Beyond governance, the problem is also economic. In many companies, AI projects remain perceived as cost centers. Few are yet structured as profit centers. However, to generate clear ROI, AI must fit into a logic of offering or revenue. This involves improving a billed product or service, finer customer segmentation, creating new data-based offerings, or enhancing customer relationships through personalization. Without a direct link to financial flows, AI projects struggle to demonstrate their profitability. And become vulnerable during budget restrictions. Does AI in your company have an internal or commercial purpose? Does it generate savings or revenue opportunities?

The contrast with Asia is striking. According to PwC, Asian leaders are twice as likely to see revenue increases thanks to AI. They adopt faster, at greater scale, with a more pronounced customer orientation. This differential does not solely reflect digital culture. It reflects a more integrated approach: AI is not perceived as a technology, but as an execution infrastructure. Projects are not experimental, but directly linked to revenue streams. Governance is driven at the highest level. Can France catch up in AI value creation? Or are we settling into a model where innovation remains peripheral, not transformative?

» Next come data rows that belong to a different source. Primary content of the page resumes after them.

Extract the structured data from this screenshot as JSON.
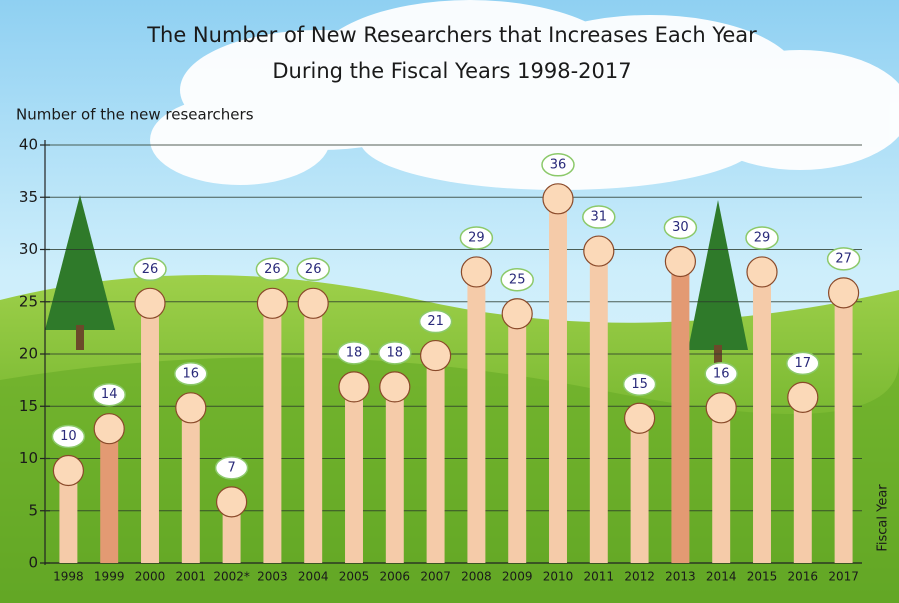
{
  "chart_data": {
    "type": "bar",
    "title": [
      "The Number of New Researchers that Increases Each Year",
      "During the Fiscal Years 1998-2017"
    ],
    "y_label": "Number of the new researchers",
    "x_label": "Fiscal Year",
    "categories": [
      "1998",
      "1999",
      "2000",
      "2001",
      "2002*",
      "2003",
      "2004",
      "2005",
      "2006",
      "2007",
      "2008",
      "2009",
      "2010",
      "2011",
      "2012",
      "2013",
      "2014",
      "2015",
      "2016",
      "2017"
    ],
    "values": [
      10,
      14,
      26,
      16,
      7,
      26,
      26,
      18,
      18,
      21,
      29,
      25,
      36,
      31,
      15,
      30,
      16,
      29,
      17,
      27
    ],
    "colors": [
      "#f5cba9",
      "#e39a73",
      "#f5cba9",
      "#f5cba9",
      "#f5cba9",
      "#f5cba9",
      "#f5cba9",
      "#f5cba9",
      "#f5cba9",
      "#f5cba9",
      "#f5cba9",
      "#f5cba9",
      "#f5cba9",
      "#f5cba9",
      "#f5cba9",
      "#e39a73",
      "#f5cba9",
      "#f5cba9",
      "#f5cba9",
      "#f5cba9"
    ],
    "ylim": [
      0,
      40
    ],
    "yticks": [
      0,
      5,
      10,
      15,
      20,
      25,
      30,
      35,
      40
    ],
    "grid": true
  }
}
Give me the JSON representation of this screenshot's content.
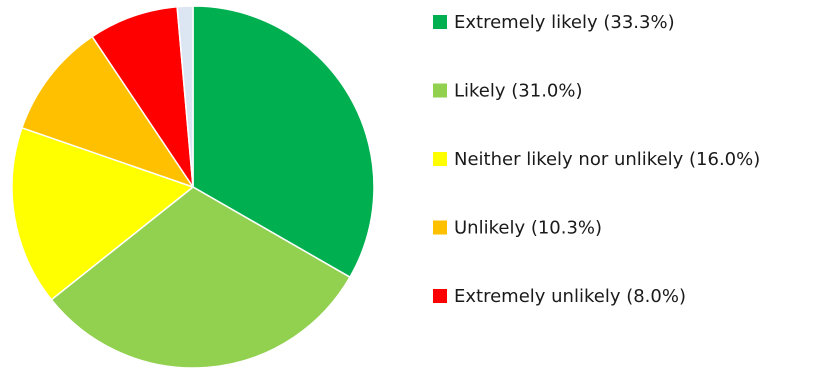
{
  "chart_data": {
    "type": "pie",
    "categories": [
      "Extremely likely",
      "Likely",
      "Neither likely nor unlikely",
      "Unlikely",
      "Extremely unlikely",
      ""
    ],
    "values": [
      33.3,
      31.0,
      16.0,
      10.3,
      8.0,
      1.4
    ],
    "colors": [
      "#00b050",
      "#92d050",
      "#ffff00",
      "#ffc000",
      "#ff0000",
      "#dce6f2"
    ],
    "legend": {
      "placement": "right",
      "items": [
        {
          "label": "Extremely likely (33.3%)",
          "color": "#00b050"
        },
        {
          "label": "Likely (31.0%)",
          "color": "#92d050"
        },
        {
          "label": "Neither likely nor unlikely (16.0%)",
          "color": "#ffff00"
        },
        {
          "label": "Unlikely (10.3%)",
          "color": "#ffc000"
        },
        {
          "label": "Extremely unlikely (8.0%)",
          "color": "#ff0000"
        }
      ]
    },
    "start_angle": "12 o'clock",
    "direction": "clockwise"
  }
}
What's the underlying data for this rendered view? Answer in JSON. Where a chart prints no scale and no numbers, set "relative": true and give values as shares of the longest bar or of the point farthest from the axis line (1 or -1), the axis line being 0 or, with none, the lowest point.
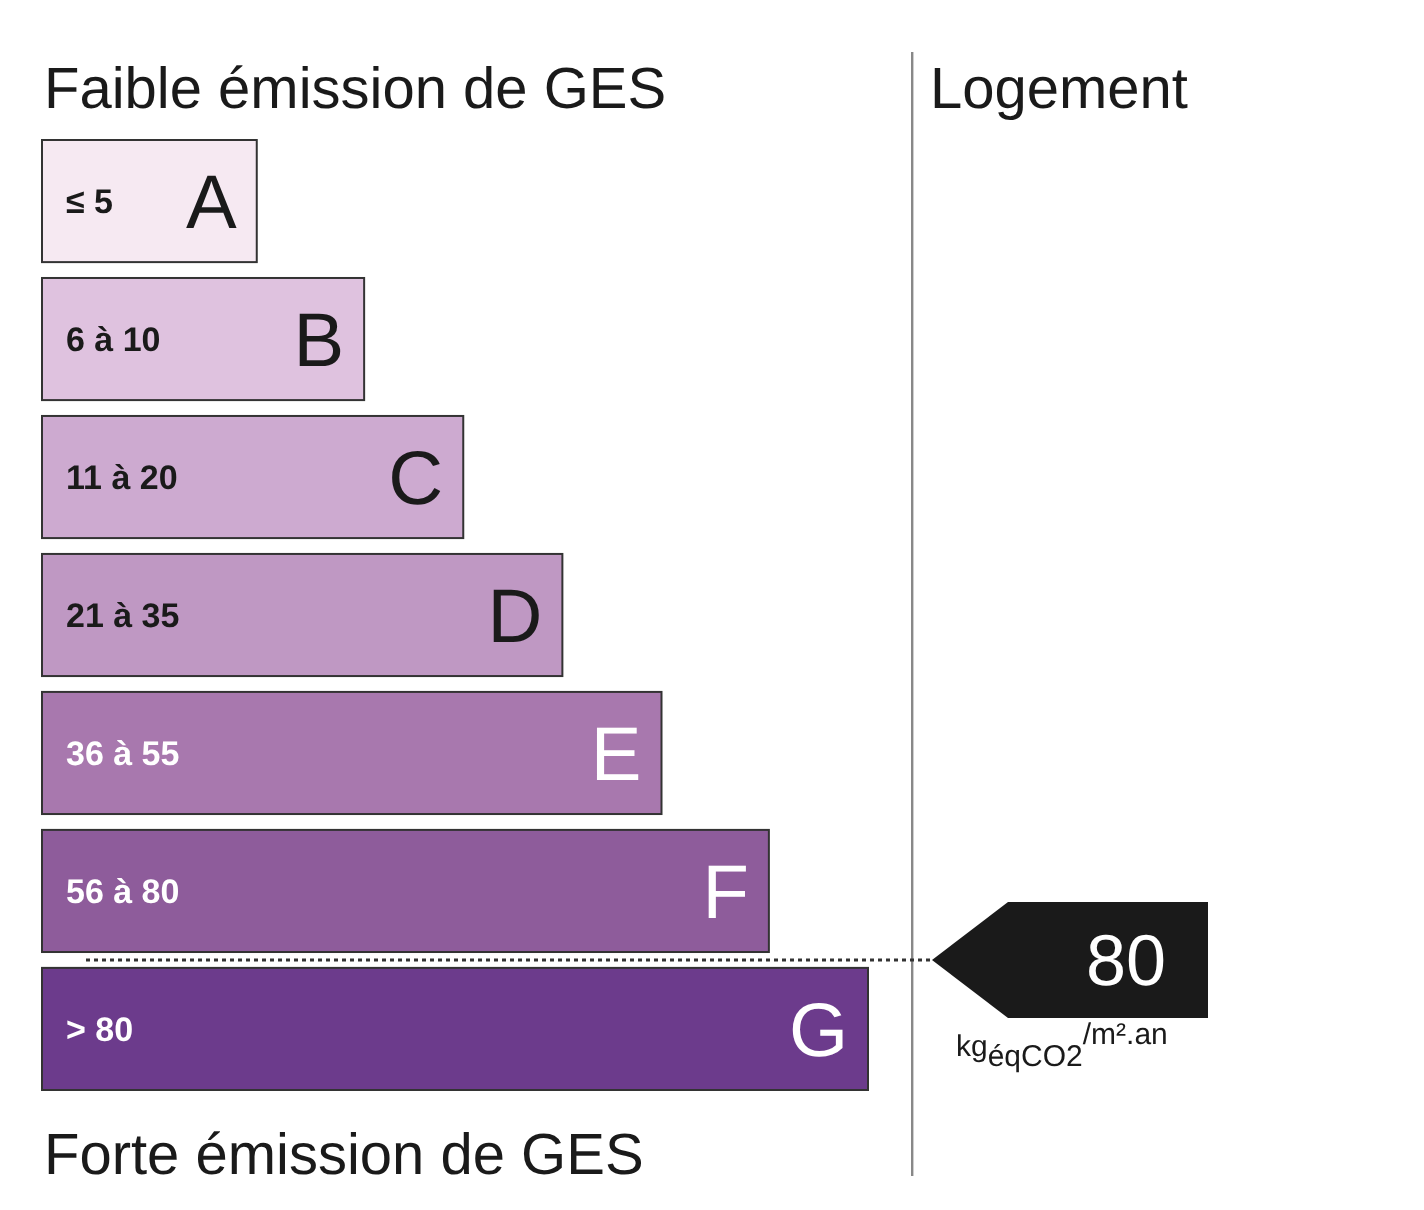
{
  "chart_data": {
    "type": "bar",
    "orientation": "horizontal",
    "relative": true,
    "title": "Faible émission de GES",
    "categories": [
      "A",
      "B",
      "C",
      "D",
      "E",
      "F",
      "G"
    ],
    "values": [
      0.26,
      0.39,
      0.51,
      0.63,
      0.75,
      0.88,
      1
    ],
    "colors": [
      "#f6e9f2",
      "#dfc2df",
      "#cdaad0",
      "#bf98c3",
      "#a878ae",
      "#8e5c9b",
      "#6c3b8c"
    ],
    "annotations": [
      "≤ 5",
      "6 à 10",
      "11 à 20",
      "21 à 35",
      "36 à 55",
      "56 à 80",
      "> 80",
      "Forte émission de GES",
      "Logement",
      "80",
      "kg$_{éqCO2}$$^{/m².an}$"
    ]
  }
}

Technological advances are accelerating the pace even further. AI agents, autonomous workflows, multi-agent systems represent a new stage. They require a complete redesign of execution chains: fewer repetitive human tasks, more supervision, more management by exception. But again, these innovations require integration capacity. They only produce value if the organization agrees to redefine its flows, roles, and indicators. Is your company ready to move from AI assistance to intelligent automation? Do you have the infrastructure and skills to industrialize this transition?

PwC’s latest survey shows growing concern among leaders. Nearly one in two estimates that their business model will no longer be viable in ten years without structural transformation. And yet, in practice, AI remains confined to one-off initiatives. Scaling up remains the exception. For many observers, the “elusive ROI” is less a flaw in AI than a revealer of governance, alignment, and management failures.

What if the real question was not: “Where is the ROI of AI?” But rather: “Are we ready to do what it takes for it to happen?”